Some and A Little Bit More
2023-11-22

I was in 6th grade when I realized that I could breeze through school without studying, that I could get good enough grades to pass (not straight A's), and that if I did have to turn in work I could do it at the last minute. That has been true for me from 6th grade through my graduation with an undergraduate degree. If we're doing math, that's at least 11 years of a habit that I then carried into my professional life into my first job out of college.

It's a hard thing to beat, those habits are. They build us up to that version of ourselves that we all know we should be, or they create a sort of entropy within ourselves that leads us further away from who we really want to be.

At the risk of sounding like a moron, I recently had a realization that I wanted to put on "paper" here. Procrastination obviously leads to doing things at the last minute; that's fine when your only responsibility is school, but it becomes a problem professionally when the only guaranteed time you have to get something done is now. In a few hours, or tomorrow, something else is likely to come up or a customer is going to have an issue of utmost importance. That leaves you with what could have already been done being undone, still. It leads to unmet deadlines, whether those deadlines are those that you have set for yourself or deadlines that have been set by others. Again, procrastination is not doing now what I now have the time to do.

I recently got a great, new job (woo!) that I am very much enjoying. So far, it's a small company and I am the only full-time employee. My colleague, the founder of the company, and I are the only two putting in hours. As you can imagine, there's no place for apathy like there was at my previous company of several hundred employees. What I'm saying is that there are different expectations when there's no one else around to get the work done. I feel that my back has been against the wall, so to speak, since joining Kyneteks and it has forced me to make decisions of real consequence. Some of these thoughts about habits here on this page are years in the making. As humans, there is real satisfaction in putting in a hard day's work. I've strived for that for years, regardless of how I've presented some of my own thoughts on this page so far.

Some of the decisions of real consequences I've had to make since starting this new job relate to habits. I have come to understand that, with my back against the wall (so to speak), I am going to do the tasks that are needed now and consequently be that version of myself that I idealize, or I am not going to do the tasks that are needed now. Most of the time, it has really been that simple. See, another form of procrastination can be doing work for Kyneteks, but not the work that needs to be done now. I could spend my time working on a website when a more important task might be something that I don't desire to do as much.

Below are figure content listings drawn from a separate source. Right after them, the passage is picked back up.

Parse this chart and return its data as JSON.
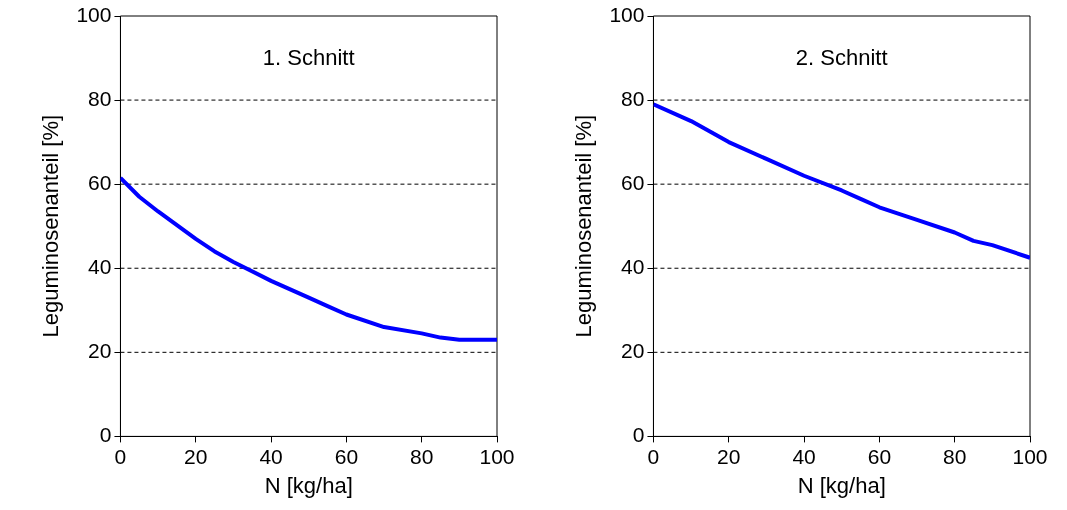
{
  "chart_data": [
    {
      "type": "line",
      "title": "1. Schnitt",
      "xlabel": "N [kg/ha]",
      "ylabel": "Leguminosenanteil [%]",
      "xlim": [
        0,
        100
      ],
      "xticks": [
        0,
        20,
        40,
        60,
        80,
        100
      ],
      "ylim": [
        0,
        100
      ],
      "yticks": [
        0,
        20,
        40,
        60,
        80,
        100
      ],
      "grid": "y",
      "line_style": "solid",
      "legend": false,
      "series": [
        {
          "color": "#0000ff",
          "x": [
            0,
            5,
            10,
            20,
            25,
            30,
            40,
            50,
            55,
            60,
            70,
            80,
            85,
            90,
            100
          ],
          "values": [
            61.5,
            57,
            53.5,
            47,
            44,
            41.5,
            37,
            33,
            31,
            29,
            26,
            24.5,
            23.5,
            23,
            23
          ]
        }
      ]
    },
    {
      "type": "line",
      "title": "2. Schnitt",
      "xlabel": "N [kg/ha]",
      "ylabel": "Leguminosenanteil [%]",
      "xlim": [
        0,
        100
      ],
      "xticks": [
        0,
        20,
        40,
        60,
        80,
        100
      ],
      "ylim": [
        0,
        100
      ],
      "yticks": [
        0,
        20,
        40,
        60,
        80,
        100
      ],
      "grid": "y",
      "line_style": "solid",
      "legend": false,
      "series": [
        {
          "color": "#0000ff",
          "x": [
            0,
            10,
            15,
            20,
            30,
            40,
            50,
            55,
            60,
            70,
            80,
            85,
            90,
            100
          ],
          "values": [
            79,
            75,
            72.5,
            70,
            66,
            62,
            58.5,
            56.5,
            54.5,
            51.5,
            48.5,
            46.5,
            45.5,
            42.5
          ]
        }
      ]
    }
  ]
}
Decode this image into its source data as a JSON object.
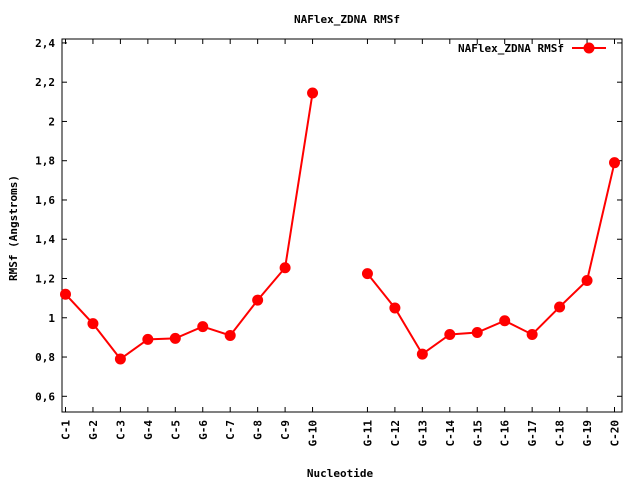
{
  "chart_data": {
    "type": "line",
    "title": "NAFlex_ZDNA RMSf",
    "xlabel": "Nucleotide",
    "ylabel": "RMSf (Angstroms)",
    "ylim": [
      0.52,
      2.42
    ],
    "yticks": [
      0.6,
      0.8,
      1,
      1.2,
      1.4,
      1.6,
      1.8,
      2,
      2.2,
      2.4
    ],
    "ytick_labels": [
      "0,6",
      "0,8",
      "1",
      "1,2",
      "1,4",
      "1,6",
      "1,8",
      "2",
      "2,2",
      "2,4"
    ],
    "categories": [
      "C-1",
      "G-2",
      "C-3",
      "G-4",
      "C-5",
      "G-6",
      "C-7",
      "G-8",
      "C-9",
      "G-10",
      "",
      "G-11",
      "C-12",
      "G-13",
      "C-14",
      "G-15",
      "C-16",
      "G-17",
      "C-18",
      "G-19",
      "C-20"
    ],
    "grid": false,
    "legend_position": "top-right",
    "series": [
      {
        "name": "NAFlex_ZDNA RMSf",
        "color": "#ff0000",
        "values": [
          1.12,
          0.97,
          0.79,
          0.89,
          0.895,
          0.955,
          0.91,
          1.09,
          1.255,
          2.145,
          null,
          1.225,
          1.05,
          0.815,
          0.915,
          0.925,
          0.985,
          0.915,
          1.055,
          1.19,
          1.79
        ]
      }
    ]
  }
}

Where I feel that I risk sounding like a moron is with my realization that everything doesn't have to be done at once. Sure, we all know this, but the thought has seated more deeply within my mind and actions more recently. Procrastination leads me to having to do it all at once because I haven't left any time to do it another way! Piece by piece, bit by bit, brick by brick, page by page, layer by layer, day by day, habit by habit and we can have something monumentally different than what we would have had otherwise. These actions go both ways. I don't have to be the version of myself that I idealize today. Indeed, no, but I do have the capability of being a little closer to that version of me today. I'm seeing that it isn't an all or nothing, but a "some and a little bit more" situation. Let's do some today and a little bit more tomorrow. Let's get some of this done now and a little bit more done here in a little bit. People do change.

We all go through seasons. We all find spurts of motivation. The hardest thing to do is start, oftentimes, but once we're in motion it's a lot easier to keep going. Most of us fight to "stay on track" when we finally get that good thing going. Maybe, this is just a reminder to myself that I don't have to be brand new today, but I can work on myself some today and a little bit more tomorrow.